This is my second article on “I Used To Be Racist.” My childhood was very interesting. Aside from being a child who was sick all of the time I grew up in an area of Chicago that was decent, but untouched by the woes of the world. I learned a lot because I read a lot. My niece, Adojsha, asked me how I know so much. I told her I read a lot as a child.
Because I read so much and that little black and white television my parents had, I learned a lot. I was 5 years old when the sixties came in and it was a lot to learn in those days.
I saw the cover of my mother’s Jet magazine. At first I thought the picture was of a monster or Frankenstein because the head was large and disfigured. I saw the heading and remember glancing through the magazine, but I guess I was too young to grasp what the picture was. Later I found out that it was Emmett Till. A teenaged boy who was killed for allegedly whistling at a white woman. This incident occurred a few years before I saw the article and a few days after I was born but it remained in my view for years after I saw the article.
I remember hearing about the little girls who were killed in a church bombing in 1963, in Birmingham Alabama. There wasn’t too much said about this in my household and I never heard about it in school. I never gave it much thought. Maybe it didn’t register because I was only eight years old at the time.
In that same year, I heard about Medgar Evers being assassinated. I wasn’t taught too much about this crime of hate at home or in school either.

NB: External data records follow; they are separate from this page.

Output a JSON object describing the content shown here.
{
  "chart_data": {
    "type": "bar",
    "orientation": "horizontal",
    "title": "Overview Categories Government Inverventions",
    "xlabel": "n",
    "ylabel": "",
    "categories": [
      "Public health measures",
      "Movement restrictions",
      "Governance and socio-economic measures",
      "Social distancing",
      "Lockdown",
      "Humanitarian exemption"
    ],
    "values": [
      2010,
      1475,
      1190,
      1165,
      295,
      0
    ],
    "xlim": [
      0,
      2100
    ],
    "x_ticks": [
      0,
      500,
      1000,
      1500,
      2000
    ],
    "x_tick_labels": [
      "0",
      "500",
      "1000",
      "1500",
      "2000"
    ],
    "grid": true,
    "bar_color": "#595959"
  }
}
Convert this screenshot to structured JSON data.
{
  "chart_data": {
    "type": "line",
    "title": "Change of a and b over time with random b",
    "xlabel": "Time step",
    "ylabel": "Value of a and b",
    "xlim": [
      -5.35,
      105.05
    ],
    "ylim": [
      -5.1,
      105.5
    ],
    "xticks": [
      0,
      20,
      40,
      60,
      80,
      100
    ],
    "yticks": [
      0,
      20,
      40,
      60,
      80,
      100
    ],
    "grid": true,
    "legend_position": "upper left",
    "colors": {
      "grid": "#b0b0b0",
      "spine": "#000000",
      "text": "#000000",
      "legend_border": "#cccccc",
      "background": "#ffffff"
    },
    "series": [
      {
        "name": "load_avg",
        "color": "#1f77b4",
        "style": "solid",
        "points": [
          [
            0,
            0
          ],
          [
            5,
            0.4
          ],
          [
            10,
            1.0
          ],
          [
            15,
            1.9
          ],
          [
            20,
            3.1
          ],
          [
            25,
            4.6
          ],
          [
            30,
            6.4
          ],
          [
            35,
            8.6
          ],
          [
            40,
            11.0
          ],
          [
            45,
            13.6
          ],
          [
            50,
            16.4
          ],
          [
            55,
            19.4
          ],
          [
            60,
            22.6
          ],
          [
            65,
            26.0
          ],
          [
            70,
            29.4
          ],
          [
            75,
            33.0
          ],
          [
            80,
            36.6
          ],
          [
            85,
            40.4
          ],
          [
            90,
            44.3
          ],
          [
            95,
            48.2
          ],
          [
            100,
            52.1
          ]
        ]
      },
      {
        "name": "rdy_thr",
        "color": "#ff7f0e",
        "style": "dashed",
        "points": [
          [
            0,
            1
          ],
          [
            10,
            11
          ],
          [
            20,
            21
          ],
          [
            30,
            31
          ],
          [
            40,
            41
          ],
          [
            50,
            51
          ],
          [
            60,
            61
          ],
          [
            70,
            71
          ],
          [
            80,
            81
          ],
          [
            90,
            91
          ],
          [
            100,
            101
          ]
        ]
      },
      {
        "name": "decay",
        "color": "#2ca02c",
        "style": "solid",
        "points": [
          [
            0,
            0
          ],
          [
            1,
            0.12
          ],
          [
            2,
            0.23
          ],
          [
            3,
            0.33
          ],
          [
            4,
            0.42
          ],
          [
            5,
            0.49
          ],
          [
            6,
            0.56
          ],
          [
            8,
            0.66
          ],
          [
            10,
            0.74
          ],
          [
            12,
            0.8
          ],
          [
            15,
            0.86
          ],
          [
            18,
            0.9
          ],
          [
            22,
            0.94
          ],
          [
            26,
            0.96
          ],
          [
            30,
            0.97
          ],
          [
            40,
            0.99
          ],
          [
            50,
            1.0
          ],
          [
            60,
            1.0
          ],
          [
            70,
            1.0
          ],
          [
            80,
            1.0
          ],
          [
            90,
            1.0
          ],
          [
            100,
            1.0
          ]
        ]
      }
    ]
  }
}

Malcom X was killed in 1965. I was 10.
I remember traveling to Union City Tennessee from Chicago. My father drove the 7 or 8 hours on highway 51 to get there. When we got to Effingham, Illinois, he would make us use the bathroom because we couldn’t stop in Cairo, Illinois for fear of being attacked and beaten or killed by the white people who lived there. On one occasion, my cousin’s wife went with us and she didn’t take heed to my father’s instruction to use the bathroom while we were in Effingham. When we got to Cairo, she had to use the bathroom. My father had a fit and started fussing but eventually he had to stop.

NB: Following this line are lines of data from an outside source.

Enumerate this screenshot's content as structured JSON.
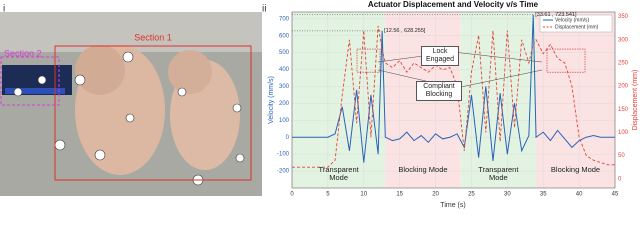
{
  "panel_labels": [
    "i",
    "ii"
  ],
  "photo": {
    "labels": [
      "Section 1",
      "Section 2"
    ]
  },
  "chart_data": {
    "type": "line",
    "title": "Actuator Displacement and Velocity  v/s Time",
    "x_label": "Time (s)",
    "y_label": "Velocity (mm/s)",
    "y2_label": "Displacement (mm)",
    "x": [
      0,
      1,
      2,
      3,
      4,
      5,
      6,
      7,
      8,
      9,
      10,
      11,
      12,
      12.56,
      13,
      14,
      15,
      16,
      17,
      18,
      19,
      20,
      21,
      22,
      23,
      24,
      25,
      26,
      27,
      28,
      29,
      30,
      31,
      32,
      33,
      33.61,
      34,
      35,
      36,
      37,
      38,
      39,
      40,
      41,
      42,
      43,
      44,
      45
    ],
    "series": [
      {
        "name": "Velocity (mm/s)",
        "color": "#2a62b8",
        "axis": "y",
        "values": [
          0,
          0,
          0,
          0,
          0,
          0,
          20,
          180,
          -80,
          280,
          -150,
          250,
          -100,
          628.255,
          0,
          -20,
          -10,
          30,
          -20,
          10,
          -30,
          20,
          -10,
          0,
          20,
          -60,
          250,
          -120,
          300,
          -140,
          260,
          -100,
          200,
          -80,
          10,
          723.541,
          0,
          30,
          -20,
          40,
          -10,
          -60,
          -20,
          0,
          10,
          0,
          0,
          0
        ]
      },
      {
        "name": "Displacement (mm)",
        "color": "#e8413a",
        "axis": "y2",
        "dashed": true,
        "values": [
          25,
          25,
          25,
          25,
          25,
          25,
          40,
          180,
          300,
          120,
          320,
          90,
          330,
          280,
          250,
          240,
          255,
          230,
          250,
          240,
          230,
          245,
          235,
          240,
          200,
          60,
          230,
          310,
          100,
          320,
          80,
          320,
          110,
          300,
          250,
          290,
          300,
          270,
          290,
          260,
          250,
          200,
          90,
          50,
          40,
          35,
          30,
          30
        ]
      }
    ],
    "xlim": [
      0,
      45
    ],
    "xticks": [
      0,
      5,
      10,
      15,
      20,
      25,
      30,
      35,
      40,
      45
    ],
    "ylim": [
      -300,
      740
    ],
    "yticks": [
      -200,
      -100,
      0,
      100,
      200,
      300,
      400,
      500,
      600,
      700
    ],
    "y2lim": [
      -20,
      360
    ],
    "y2ticks": [
      0,
      50,
      100,
      150,
      200,
      250,
      300,
      350
    ],
    "grid": true,
    "legend": "upper right",
    "regions": [
      {
        "start": 0,
        "end": 13,
        "label": "Transparent Mode",
        "color": "#e3f3e1"
      },
      {
        "start": 13,
        "end": 23.5,
        "label": "Blocking Mode",
        "color": "#fbe3e3"
      },
      {
        "start": 23.5,
        "end": 34,
        "label": "Transparent Mode",
        "color": "#e3f3e1"
      },
      {
        "start": 34,
        "end": 45,
        "label": "Blocking Mode",
        "color": "#fbe3e3"
      }
    ],
    "annotations": [
      "[12.56 , 628.255]",
      "[33.61 , 723.541]",
      "Lock Engaged",
      "Compliant Blocking"
    ]
  }
}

We stopped at a gas station and my mother, being a quick thinker, told my cousin to put a pillow under blouse and act pregnant. They got out and a white man, displaying pure hatred on his face told my mother and cousin they go around the back to use the bathroom. My father was sweating bullets until they came back to the car and we got out of Cairo. He didn’t settle down until we made it to Fulton, Kentucky.
My parents kept my brother and I well. They loved us nurtured us with a few speed bumps every now and again. They didn’t hate, or at least they didn’t show it. They were loving and caring people. My mother didn’t know a stranger and she was known for taking care of other’s needs before her own.

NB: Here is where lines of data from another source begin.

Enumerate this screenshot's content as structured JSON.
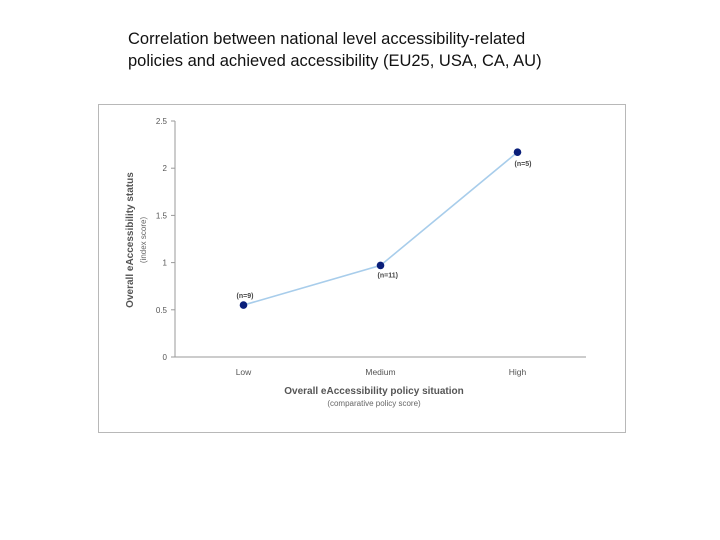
{
  "title": "Correlation between national level accessibility-related\npolicies  and achieved accessibility (EU25, USA, CA, AU)",
  "chart_data": {
    "type": "line",
    "categories": [
      "Low",
      "Medium",
      "High"
    ],
    "values": [
      0.55,
      0.97,
      2.17
    ],
    "data_labels": [
      "(n=9)",
      "(n=11)",
      "(n=5)"
    ],
    "xlabel": "Overall eAccessibility policy situation",
    "xlabel_sub": "(comparative policy score)",
    "ylabel": "Overall eAccessibility status",
    "ylabel_sub": "(index score)",
    "ylim": [
      0,
      2.5
    ],
    "yticks": [
      "0",
      "0.5",
      "1",
      "1.5",
      "2",
      "2.5"
    ],
    "grid": false,
    "line_color": "#a8cdeb",
    "marker_color": "#0a1f7a"
  }
}
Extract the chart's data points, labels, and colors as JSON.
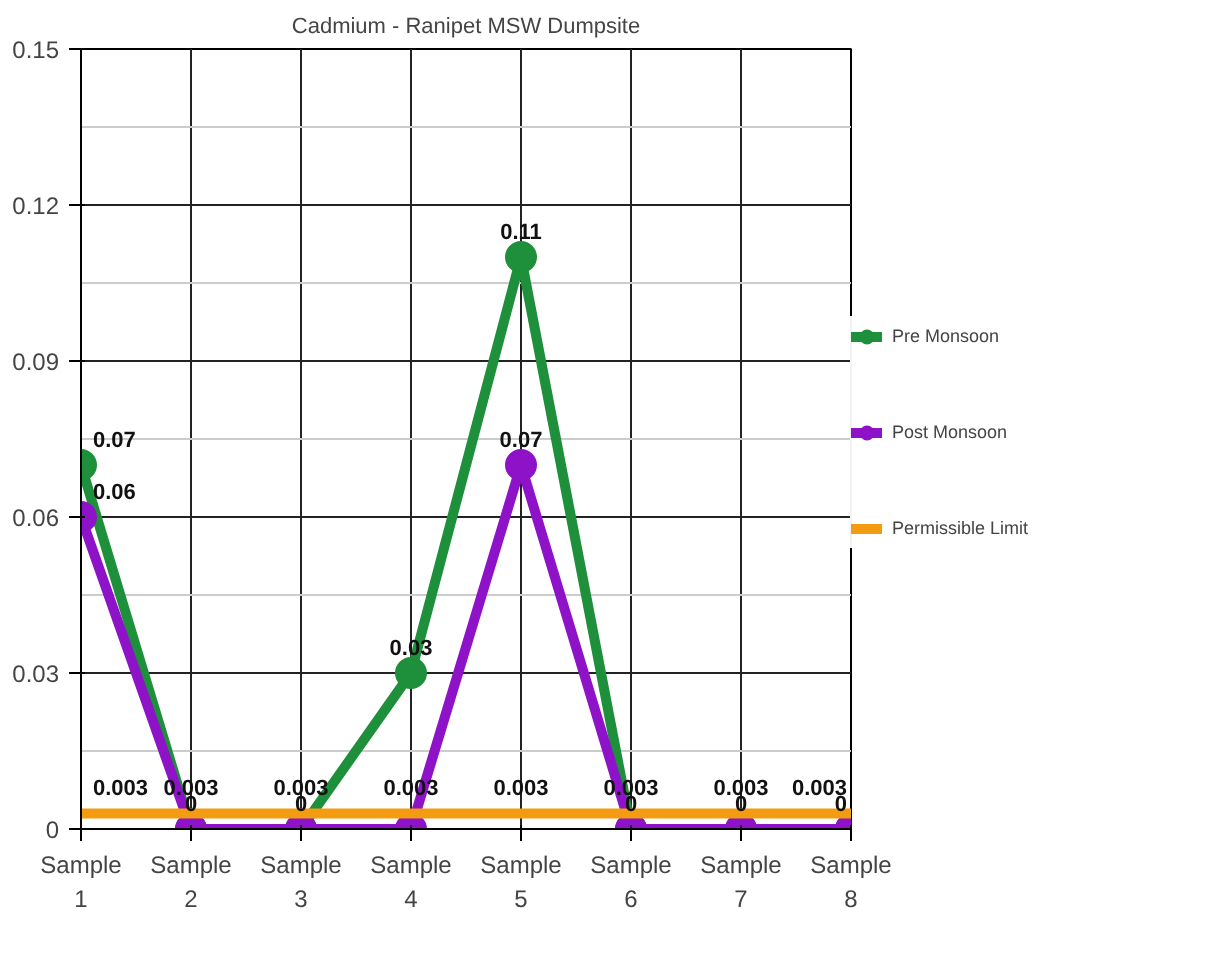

These events marked my childhood. I didn’t understand why people could be so full of hatred toward other people they didn’t even know. But God seemed to be giving us a hero, a Moses when He gave the country Dr. Martin Luther King, Jr. He was met with aggressive resistance from the whites and what surprised me even more was, for a short period of time, he was met with passive resistance in my own household. Doesn’t that remind you of Moses?